Furthermore, when we consider the fact that it is illegal for companies to guarantee profits, should educators expounding on the promise of foreign exchange trading not be subject to supervision by the authorities?

Analysis: ESMA probably won’t relax

Pan-European regulator ESMA recently banned binary options trading and introduced strict limits on leverage, or the credit that foreign exchange firms can offer to clients.

Last week it decided to uphold that ban for a further three months, and some hope that the leverage limits may come under review.

In this analysis, Finance Magnates explains why this is unlikely.

Kraken fires people, denies firing people

American cryptocurrency exchange Kraken was the subject of rumours last week – namely, that it had closed its office in the Canadian town of Halifax.

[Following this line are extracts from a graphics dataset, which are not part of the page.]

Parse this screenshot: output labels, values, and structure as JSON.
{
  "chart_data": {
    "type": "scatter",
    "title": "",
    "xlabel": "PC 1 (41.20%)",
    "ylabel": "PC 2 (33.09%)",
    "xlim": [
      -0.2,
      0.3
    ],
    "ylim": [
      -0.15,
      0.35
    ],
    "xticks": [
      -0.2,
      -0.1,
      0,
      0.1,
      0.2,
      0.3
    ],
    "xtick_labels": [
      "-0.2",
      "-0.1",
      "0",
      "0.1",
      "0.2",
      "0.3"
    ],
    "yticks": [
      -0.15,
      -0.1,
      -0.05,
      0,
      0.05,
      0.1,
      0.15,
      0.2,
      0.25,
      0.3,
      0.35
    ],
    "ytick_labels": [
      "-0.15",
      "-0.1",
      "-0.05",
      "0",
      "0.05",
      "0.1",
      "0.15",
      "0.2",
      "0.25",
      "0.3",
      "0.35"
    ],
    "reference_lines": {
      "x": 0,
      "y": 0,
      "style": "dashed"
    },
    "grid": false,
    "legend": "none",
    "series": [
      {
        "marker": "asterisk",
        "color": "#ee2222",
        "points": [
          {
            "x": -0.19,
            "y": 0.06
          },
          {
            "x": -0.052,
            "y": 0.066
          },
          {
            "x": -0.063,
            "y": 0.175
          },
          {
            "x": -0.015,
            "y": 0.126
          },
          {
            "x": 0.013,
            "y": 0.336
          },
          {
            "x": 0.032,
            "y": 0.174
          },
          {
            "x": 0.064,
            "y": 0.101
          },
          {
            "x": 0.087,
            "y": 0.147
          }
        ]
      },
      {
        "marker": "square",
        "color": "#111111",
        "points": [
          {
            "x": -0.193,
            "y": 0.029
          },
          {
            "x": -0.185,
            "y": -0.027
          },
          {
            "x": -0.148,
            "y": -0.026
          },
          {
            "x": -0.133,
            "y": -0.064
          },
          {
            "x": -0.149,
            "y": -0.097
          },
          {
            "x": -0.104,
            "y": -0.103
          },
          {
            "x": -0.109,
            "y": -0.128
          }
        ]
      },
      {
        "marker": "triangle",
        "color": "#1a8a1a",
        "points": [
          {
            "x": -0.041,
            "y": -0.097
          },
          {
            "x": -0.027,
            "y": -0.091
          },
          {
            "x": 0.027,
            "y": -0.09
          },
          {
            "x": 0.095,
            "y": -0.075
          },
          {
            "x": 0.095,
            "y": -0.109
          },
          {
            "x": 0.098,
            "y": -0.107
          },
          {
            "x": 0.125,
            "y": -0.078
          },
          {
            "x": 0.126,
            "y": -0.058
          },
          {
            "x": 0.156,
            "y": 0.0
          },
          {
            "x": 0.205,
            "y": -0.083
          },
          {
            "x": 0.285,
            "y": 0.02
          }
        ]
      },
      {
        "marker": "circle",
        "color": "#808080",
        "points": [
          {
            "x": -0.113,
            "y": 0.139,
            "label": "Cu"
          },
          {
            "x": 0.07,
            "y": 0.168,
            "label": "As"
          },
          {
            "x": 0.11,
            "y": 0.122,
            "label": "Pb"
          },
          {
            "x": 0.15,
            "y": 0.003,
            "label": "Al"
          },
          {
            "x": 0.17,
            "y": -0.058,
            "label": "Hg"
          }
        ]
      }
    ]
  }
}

Social media users reported that a team of security personnel were on site, escorting people from the premises and making them sign forms.

Kraken denied the rumours: “We can confirm that we are not shutting down any operations in any specific place, and there has been no security breach. Everything is fine & secure.”

Fine and secure

The next day, CEO Jesse Powell told Bloomberg that 57 employees in Halifax had indeed been fired.

He said that it was a cost-cutting measure, but people shouldn’t be worried – the company is “still aggressively hiring in all areas.”